Last updated 8/24/2008 at Noon

Marilyn Bailey McKeown was 10 when her daddy Joe Bailey bought the Ava from Texaco. McKeown now lives in Australia and keeps up on her hometown news by reading The Record’s Web site each week. She read the recent story and was moved to share her memories of the time that her family owned the yacht.

 “My dad went to the auction at Texaco to buy some kitchen equipment for the restaurant that he and mom were going to open at Joe Bailey’s Fish Camp,” she writes.

“Momma and daddy liked to tease me and they told me that they had bought a little boat at the auction.

“I was standing outside with mom, waiting for the boat to arrive. I looked around the bend and saw the Ava coming around the bend near the area of the Cow Bayou Bridge. The boat kept coming and coming and coming. My 10-year-old imagination started to function and I began to imagine myself moving onto the boat and going to far off lands and having great adventures.”

The yacht was docked between the bridge and the fish camp. That was McKeown’s favorite swimming area. “I hated swimming around it, I was afraid that an alligator would come up from the bottom and snatch me away,” she writes.

The Ava needed work. Friends and family volunteered to do the improvements to her. Viola Tillery made drapes and bedspreads. June and Vernon Pepper, A.J. or O.J. Porterfield, Clifton Delahoussaye and some other friends scrubbed, sanded, painted and polished all that needed attention. Even McKeown’s friends that visited were put to work. Bettye Guidry, a friend of McKeowns and a former Orangefield resident wrote several years ago that she remembered all the sanding and varnishing that had to be done. “It was never ending,” wrote Guidry. “Polished wooden floors were everywhere.”

Inside the boat was magic to the 10-year-old. Inside the lounge and dining areas was half-wall paneling. The dining room had mirrors, lots of wood and windows. There was a piano, a large table, a bar and comfortable chairs. The Ava was lavishly furnished.

“The galley was one of my favorite areas because it had a dumbwaiter. I had never seen one before. It was linked to the dining room above with a bell at each end to let someone know that the food was ready. The dumbwaiter was a great thing to play with. We would pass secrete messages,” McKeown writes.

The engine room contained two nearly new diesel engines. There was a telegraph in the pilothouse and the engine room to send orders about the engine speed and direction. “You could move the handles and it would go ‘Ding, ding, Ding’ in the engine room. I was not allowed to go into the engine room when the yacht was moving unless an adult was with me,” McKeown recalls.

Turning the Ava around was a challenge for the captain. It took a delicate ballet of going forward and backward and not hitting the bridge pylons. Finally the Ava would be turned and headed down the bayou towards the Intracoastal Waterway.
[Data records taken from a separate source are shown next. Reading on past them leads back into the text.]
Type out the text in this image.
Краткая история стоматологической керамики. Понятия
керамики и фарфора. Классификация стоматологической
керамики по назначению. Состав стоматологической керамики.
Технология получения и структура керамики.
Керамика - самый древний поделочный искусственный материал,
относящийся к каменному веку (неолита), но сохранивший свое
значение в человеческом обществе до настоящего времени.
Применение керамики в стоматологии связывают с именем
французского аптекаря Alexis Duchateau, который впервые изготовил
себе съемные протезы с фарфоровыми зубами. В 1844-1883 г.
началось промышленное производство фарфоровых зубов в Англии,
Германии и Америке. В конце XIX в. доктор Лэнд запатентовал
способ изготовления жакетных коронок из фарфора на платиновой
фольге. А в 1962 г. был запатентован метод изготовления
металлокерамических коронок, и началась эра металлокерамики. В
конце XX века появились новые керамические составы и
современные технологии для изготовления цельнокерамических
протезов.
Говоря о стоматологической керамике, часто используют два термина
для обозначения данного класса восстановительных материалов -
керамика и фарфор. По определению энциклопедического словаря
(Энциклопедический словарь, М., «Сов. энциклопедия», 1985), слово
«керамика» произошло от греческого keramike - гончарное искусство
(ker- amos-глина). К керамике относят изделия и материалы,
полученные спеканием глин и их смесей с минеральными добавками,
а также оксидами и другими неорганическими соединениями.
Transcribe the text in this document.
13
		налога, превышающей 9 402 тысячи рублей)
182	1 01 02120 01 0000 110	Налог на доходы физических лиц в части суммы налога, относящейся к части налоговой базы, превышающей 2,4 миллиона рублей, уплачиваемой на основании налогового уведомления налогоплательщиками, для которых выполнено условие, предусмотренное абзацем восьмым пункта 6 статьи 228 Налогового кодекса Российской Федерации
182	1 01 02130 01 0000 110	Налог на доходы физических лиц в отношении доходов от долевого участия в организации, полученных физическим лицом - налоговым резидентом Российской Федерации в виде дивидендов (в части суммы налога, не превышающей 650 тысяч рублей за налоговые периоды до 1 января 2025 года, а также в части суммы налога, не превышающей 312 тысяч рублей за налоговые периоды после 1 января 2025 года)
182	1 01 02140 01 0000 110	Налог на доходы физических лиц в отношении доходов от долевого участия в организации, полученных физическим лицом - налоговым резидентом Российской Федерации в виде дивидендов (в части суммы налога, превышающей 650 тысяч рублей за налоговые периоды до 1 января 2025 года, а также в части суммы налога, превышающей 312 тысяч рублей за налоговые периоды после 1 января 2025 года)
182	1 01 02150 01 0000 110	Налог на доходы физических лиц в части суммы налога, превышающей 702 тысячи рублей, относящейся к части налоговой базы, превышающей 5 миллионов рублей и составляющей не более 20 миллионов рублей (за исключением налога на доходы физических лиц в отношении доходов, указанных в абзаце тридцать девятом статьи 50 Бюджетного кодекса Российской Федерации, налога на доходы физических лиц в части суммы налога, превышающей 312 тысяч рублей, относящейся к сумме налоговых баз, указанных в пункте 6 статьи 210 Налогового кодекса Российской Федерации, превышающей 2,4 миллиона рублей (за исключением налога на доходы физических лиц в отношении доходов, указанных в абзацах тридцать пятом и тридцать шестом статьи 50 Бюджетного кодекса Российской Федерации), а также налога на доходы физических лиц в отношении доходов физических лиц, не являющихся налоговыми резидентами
“I only remember going on one overnight trip,” McKeown remembers. “I can’t remember where we went, but I do remember watching the shoreline and the flocks of birds taking off and an occasional tugboat, barge or ship.
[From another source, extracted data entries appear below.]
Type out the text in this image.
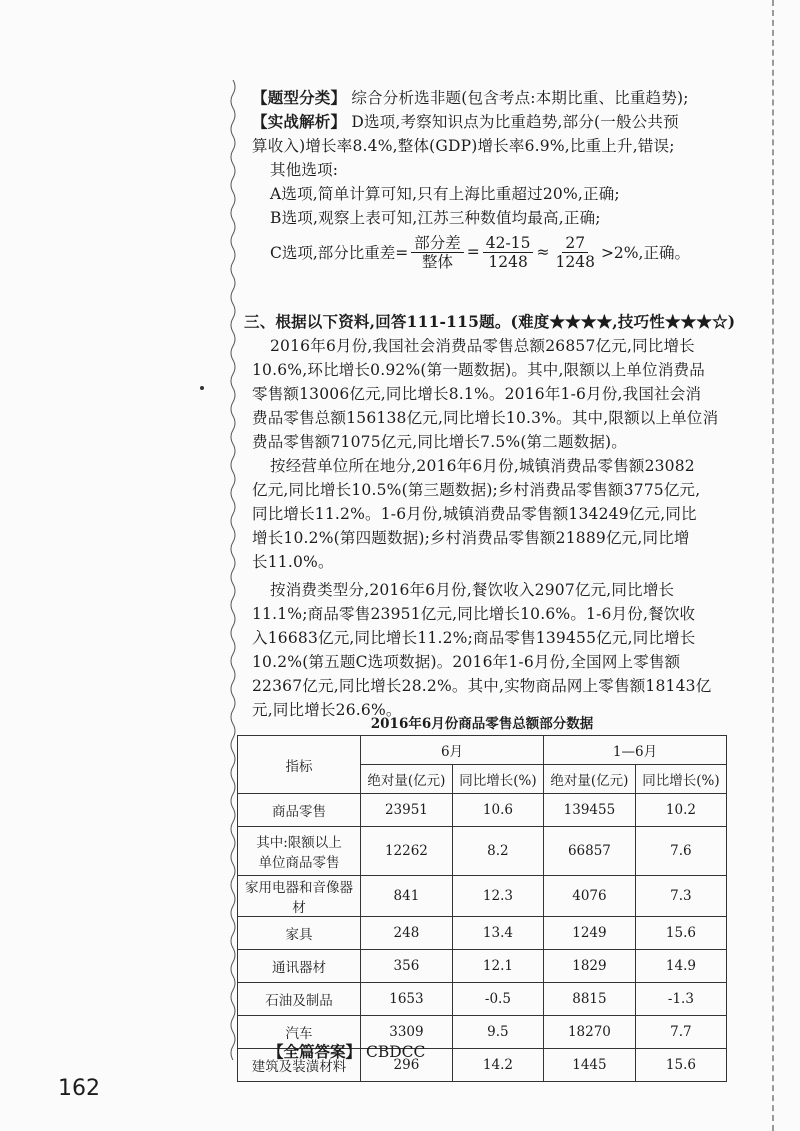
【题型分类】 综合分析选非题(包含考点:本期比重、比重趋势);
【实战解析】 D选项,考察知识点为比重趋势,部分(一般公共预
算收入)增长率8.4%,整体(GDP)增长率6.9%,比重上升,错误;
其他选项:
A选项,简单计算可知,只有上海比重超过20%,正确;
B选项,观察上表可知,江苏三种数值均最高,正确;
C选项,部分比重差= $\frac{\text{部分差}}{\text{整体}} = \frac{42-15}{1248} \approx \frac{27}{1248} >2\%$,正确。
三、根据以下资料,回答111-115题。(难度★★★★,技巧性★★★☆)
2016年6月份,我国社会消费品零售总额26857亿元,同比增长
10.6%,环比增长0.92%(第一题数据)。其中,限额以上单位消费品
零售额13006亿元,同比增长8.1%。2016年1-6月份,我国社会消
费品零售总额156138亿元,同比增长10.3%。其中,限额以上单位消
费品零售额71075亿元,同比增长7.5%(第二题数据)。
按经营单位所在地分,2016年6月份,城镇消费品零售额23082
亿元,同比增长10.5%(第三题数据);乡村消费品零售额3775亿元,
同比增长11.2%。1-6月份,城镇消费品零售额134249亿元,同比
增长10.2%(第四题数据);乡村消费品零售额21889亿元,同比增
长11.0%。
按消费类型分,2016年6月份,餐饮收入2907亿元,同比增长
11.1%;商品零售23951亿元,同比增长10.6%。1-6月份,餐饮收
入16683亿元,同比增长11.2%;商品零售139455亿元,同比增长
10.2%(第五题C选项数据)。2016年1-6月份,全国网上零售额
22367亿元,同比增长28.2%。其中,实物商品网上零售额18143亿
元,同比增长26.6%。
2016年6月份商品零售总额部分数据
指标	6月		1—6月	
	绝对量(亿元)	同比增长(%)	绝对量(亿元)	同比增长(%)
商品零售	23951	10.6	139455	10.2

其中:限额以上
单位商品零售	12262	8.2	66857	7.6
家用电器和音像器材	841	12.3	4076	7.3
家具	248	13.4	1249	15.6
通讯器材	356	12.1	1829	14.9
石油及制品	1653	-0.5	8815	-1.3
汽车	3309	9.5	18270	7.7
建筑及装潢材料	296	14.2	1445	15.6
【全篇答案】 CBDCC
162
“My friend and I played canasta and listened to a singer belting out songs and playing the piano. We ate shrimp and hamburgers and played with out Barbie dolls on the top deck.

“Eventually we went to sleep in one of the rooms that had eight bunks. The vibrations of the motors and the melodies lulled us into a deep sleep.”

After the Ava sat idle for a few years, the family sold her. She was taken to Mississippi, dry-docked and used as a restaurant.

The little girl has grown up, matured and moved a half-world away from her years on Cow Bayou and her Bridge City home. Her years on the Ava are decades past. The memories are still so vivid that the smell of diesel fuel can place her back in the engine room. The smell of a sea breeze reminds her of the times she was aboard, watching the sea grass move with the waves. And in those times, the lady becomes a little girl again.